Klarifikasi Pemerintah Terkait Guru Non-ASN
Sebelumnya, pemerintah meluruskan misinformasi bahwa guru non-ASN akan dirumahkan pada tahun 2027. Direktur Jenderal Guru dan Tenaga Kependidikan (Dirjen GTK) Kemendikdasmen, Nunuk Suryani, menegaskan pihaknya masih membutuhkan peran guru non-ASN untuk mengisi kekurangan formasi di berbagai daerah. "Ada 200 ribu lebih Guru Non-ASN yang terdata di Dapodik, mereka belum berstatus ASN dan mengajar di sekolah negeri. Menurut data kami, kami masih membutuhkan keberadaan mereka," kata Nunuk di Kupang, NTT, Selasa (5/5/2026).
Kemendikdasmen mengeluarkan Surat Edaran Mendikdasmen Nomor 7 Tahun 2026 untuk memberikan kepastian perpanjangan masa kerja dan penggajian kepada guru non-ASN, yang penataannya dianggap telah diselesaikan paling lambat Desember 2024 berdasarkan UU No 20 Tahun 2023 tentang ASN. Melalui surat edaran tersebut, Nunuk mengatakan Kemendikdasmen memberikan kepastian masa kerja dan penggajian hingga 31 Desember 2026, dengan ketentuan: guru non-ASN yang memiliki sertifikat pendidik dan memenuhi beban kerja mendapat tunjangan profesi guru; yang memiliki sertifikat pendidik namun tidak memenuhi beban kerja mendapat insentif; dan yang belum memiliki sertifikat pendidik juga mendapat insentif dari Kemendikdasmen.

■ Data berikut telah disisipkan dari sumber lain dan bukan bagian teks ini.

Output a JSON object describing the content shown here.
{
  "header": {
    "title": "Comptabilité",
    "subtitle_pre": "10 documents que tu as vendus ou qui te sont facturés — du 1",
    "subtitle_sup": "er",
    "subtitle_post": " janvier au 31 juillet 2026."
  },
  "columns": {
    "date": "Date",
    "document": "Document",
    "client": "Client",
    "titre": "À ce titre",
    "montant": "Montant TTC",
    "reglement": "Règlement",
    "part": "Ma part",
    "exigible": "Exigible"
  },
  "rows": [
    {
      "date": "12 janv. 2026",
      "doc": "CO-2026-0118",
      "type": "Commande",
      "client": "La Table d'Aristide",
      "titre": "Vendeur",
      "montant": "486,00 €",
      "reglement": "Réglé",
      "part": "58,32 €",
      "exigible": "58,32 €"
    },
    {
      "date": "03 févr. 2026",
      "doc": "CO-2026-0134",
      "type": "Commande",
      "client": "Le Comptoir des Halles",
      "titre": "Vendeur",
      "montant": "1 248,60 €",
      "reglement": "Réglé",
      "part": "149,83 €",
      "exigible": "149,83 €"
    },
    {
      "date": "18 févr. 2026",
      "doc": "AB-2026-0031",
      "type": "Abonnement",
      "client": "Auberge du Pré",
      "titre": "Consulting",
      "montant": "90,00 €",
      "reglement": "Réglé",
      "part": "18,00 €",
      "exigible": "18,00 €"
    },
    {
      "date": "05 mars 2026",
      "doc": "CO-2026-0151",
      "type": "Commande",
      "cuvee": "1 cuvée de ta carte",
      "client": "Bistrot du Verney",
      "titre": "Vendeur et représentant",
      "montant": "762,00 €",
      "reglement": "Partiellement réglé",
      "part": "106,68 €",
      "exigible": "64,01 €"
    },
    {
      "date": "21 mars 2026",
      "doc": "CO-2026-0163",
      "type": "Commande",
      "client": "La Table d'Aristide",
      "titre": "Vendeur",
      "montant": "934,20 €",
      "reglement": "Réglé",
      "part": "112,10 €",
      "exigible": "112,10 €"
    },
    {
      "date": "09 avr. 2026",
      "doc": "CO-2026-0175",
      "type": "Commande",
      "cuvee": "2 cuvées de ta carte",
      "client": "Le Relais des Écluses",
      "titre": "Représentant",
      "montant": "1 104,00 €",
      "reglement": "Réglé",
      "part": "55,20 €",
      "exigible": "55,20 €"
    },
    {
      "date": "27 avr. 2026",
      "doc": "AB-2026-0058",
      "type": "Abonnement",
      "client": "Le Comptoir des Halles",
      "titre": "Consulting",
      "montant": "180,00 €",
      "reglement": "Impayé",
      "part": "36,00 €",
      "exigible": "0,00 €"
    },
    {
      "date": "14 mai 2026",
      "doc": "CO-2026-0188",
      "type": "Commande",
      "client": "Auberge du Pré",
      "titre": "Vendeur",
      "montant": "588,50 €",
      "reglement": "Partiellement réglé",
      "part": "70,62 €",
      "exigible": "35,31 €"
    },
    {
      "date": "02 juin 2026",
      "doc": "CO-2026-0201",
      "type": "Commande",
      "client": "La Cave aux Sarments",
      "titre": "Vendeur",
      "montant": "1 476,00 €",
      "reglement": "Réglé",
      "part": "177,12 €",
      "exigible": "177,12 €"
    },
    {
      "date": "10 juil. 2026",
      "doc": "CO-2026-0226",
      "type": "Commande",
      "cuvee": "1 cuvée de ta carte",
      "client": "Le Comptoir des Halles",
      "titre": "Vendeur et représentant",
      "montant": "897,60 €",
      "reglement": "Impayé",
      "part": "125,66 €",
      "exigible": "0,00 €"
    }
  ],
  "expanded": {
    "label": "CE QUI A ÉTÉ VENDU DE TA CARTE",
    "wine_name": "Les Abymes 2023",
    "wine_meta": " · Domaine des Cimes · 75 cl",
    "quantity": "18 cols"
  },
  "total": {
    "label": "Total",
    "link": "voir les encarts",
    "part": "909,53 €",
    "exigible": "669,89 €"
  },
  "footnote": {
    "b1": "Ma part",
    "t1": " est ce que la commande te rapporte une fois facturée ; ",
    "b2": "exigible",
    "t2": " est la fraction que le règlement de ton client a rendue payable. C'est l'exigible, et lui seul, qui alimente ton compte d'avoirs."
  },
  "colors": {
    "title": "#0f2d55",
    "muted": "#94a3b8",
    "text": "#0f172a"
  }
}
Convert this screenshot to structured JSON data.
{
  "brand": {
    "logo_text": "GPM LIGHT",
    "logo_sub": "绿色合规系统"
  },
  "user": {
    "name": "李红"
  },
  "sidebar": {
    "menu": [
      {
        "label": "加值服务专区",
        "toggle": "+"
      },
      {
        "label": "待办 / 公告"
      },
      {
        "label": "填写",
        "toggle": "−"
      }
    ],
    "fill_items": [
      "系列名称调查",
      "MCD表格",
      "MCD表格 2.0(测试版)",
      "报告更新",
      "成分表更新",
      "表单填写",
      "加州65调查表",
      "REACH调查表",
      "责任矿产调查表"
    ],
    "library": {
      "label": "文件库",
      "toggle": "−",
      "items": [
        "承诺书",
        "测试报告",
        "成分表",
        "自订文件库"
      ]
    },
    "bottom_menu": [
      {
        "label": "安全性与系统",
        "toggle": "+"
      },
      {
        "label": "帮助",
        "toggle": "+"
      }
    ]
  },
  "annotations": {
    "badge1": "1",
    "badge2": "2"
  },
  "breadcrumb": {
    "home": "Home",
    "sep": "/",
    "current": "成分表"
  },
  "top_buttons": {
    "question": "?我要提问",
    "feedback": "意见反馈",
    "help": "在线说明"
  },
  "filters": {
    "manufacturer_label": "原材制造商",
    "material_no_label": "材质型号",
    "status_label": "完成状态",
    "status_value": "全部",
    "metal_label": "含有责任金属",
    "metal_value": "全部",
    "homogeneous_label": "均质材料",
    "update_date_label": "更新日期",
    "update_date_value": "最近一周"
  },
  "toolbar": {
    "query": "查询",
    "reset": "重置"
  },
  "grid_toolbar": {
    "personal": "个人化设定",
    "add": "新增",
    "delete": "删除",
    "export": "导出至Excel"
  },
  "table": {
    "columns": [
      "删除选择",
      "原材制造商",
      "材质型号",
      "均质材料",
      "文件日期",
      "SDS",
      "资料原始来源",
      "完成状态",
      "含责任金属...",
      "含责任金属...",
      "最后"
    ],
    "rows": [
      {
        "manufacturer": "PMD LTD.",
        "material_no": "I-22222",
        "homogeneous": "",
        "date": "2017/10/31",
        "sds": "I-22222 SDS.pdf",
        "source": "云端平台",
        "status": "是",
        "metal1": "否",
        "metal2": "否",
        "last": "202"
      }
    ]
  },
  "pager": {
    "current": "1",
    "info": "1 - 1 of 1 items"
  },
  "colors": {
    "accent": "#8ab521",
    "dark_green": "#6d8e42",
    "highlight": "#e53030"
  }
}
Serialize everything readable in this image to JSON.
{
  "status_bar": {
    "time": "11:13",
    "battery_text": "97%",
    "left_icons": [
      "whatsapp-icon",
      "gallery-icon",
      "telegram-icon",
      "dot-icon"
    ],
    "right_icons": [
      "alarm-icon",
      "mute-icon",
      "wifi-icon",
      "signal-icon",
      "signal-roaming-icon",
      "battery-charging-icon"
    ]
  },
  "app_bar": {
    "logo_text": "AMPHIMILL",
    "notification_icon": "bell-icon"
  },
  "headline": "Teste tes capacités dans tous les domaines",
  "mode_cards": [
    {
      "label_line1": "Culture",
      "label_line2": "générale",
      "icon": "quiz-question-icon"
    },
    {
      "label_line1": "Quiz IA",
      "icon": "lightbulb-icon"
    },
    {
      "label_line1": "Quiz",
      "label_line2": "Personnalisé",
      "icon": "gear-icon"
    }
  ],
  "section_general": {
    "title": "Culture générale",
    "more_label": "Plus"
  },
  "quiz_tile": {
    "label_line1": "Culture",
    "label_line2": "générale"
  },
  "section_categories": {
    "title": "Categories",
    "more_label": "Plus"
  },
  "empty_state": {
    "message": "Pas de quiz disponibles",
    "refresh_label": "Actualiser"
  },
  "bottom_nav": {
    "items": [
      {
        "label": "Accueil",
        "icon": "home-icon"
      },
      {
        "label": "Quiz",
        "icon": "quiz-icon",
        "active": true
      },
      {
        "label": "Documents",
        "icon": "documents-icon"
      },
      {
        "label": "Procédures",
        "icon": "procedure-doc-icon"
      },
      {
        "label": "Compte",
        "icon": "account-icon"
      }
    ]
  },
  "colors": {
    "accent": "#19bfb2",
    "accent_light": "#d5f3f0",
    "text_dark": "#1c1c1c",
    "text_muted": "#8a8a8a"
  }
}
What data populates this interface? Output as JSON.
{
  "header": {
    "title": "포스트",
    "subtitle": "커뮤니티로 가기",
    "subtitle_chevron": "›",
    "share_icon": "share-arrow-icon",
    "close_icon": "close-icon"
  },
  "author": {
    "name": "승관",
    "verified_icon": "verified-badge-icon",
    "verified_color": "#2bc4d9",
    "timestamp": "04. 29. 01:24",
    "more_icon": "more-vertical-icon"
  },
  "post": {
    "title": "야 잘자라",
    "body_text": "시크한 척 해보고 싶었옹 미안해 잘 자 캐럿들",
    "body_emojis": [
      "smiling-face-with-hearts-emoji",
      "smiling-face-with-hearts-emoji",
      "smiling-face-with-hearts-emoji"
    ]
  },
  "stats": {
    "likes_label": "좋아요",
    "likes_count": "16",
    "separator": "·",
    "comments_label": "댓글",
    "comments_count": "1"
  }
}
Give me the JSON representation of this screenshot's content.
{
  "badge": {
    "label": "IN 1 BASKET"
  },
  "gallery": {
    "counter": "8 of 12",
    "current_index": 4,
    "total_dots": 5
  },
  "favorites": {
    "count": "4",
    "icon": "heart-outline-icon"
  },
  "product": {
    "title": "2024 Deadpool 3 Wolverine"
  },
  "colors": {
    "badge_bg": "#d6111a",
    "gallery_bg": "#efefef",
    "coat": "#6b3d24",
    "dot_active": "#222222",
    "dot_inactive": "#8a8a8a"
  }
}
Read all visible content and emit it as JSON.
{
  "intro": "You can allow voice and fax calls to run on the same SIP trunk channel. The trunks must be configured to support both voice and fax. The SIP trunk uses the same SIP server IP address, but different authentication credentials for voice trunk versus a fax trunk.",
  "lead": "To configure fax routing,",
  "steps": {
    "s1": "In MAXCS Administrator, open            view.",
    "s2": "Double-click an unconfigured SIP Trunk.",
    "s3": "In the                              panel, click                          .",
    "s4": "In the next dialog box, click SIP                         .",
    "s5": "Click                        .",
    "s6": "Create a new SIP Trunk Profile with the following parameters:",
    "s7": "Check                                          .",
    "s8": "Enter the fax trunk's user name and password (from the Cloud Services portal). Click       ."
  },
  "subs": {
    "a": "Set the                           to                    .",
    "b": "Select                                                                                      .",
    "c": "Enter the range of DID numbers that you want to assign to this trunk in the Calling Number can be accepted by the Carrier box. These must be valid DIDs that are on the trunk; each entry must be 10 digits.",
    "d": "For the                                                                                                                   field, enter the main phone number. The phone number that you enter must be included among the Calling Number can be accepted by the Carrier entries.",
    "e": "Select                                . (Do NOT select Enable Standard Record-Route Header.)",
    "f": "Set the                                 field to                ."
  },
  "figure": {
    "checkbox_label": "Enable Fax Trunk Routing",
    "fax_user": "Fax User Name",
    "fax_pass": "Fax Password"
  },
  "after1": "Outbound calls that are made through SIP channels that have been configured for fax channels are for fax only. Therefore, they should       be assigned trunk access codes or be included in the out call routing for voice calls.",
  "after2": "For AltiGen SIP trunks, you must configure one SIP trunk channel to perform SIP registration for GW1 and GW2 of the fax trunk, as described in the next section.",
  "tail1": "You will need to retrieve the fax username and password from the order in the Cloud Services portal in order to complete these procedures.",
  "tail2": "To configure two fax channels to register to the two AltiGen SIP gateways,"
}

Masa Depan Guru Non-ASN Setelah 2026
Terkait masa depan guru non-ASN setelah 31 Desember 2026, Nunuk menyatakan Kemendikdasmen tengah merumuskan skema baru penugasan guru non-ASN yang perannya masih sangat dibutuhkan, khususnya di wilayah 3T. "Masyarakat diharapkan tidak perlu resah. Kami terus perjuangkan guru non-ASN," tegasnya. Dengan demikian, pemerintah berkomitmen untuk tidak merumahkan guru non-ASN, melainkan mencari solusi berkelanjutan bagi mereka.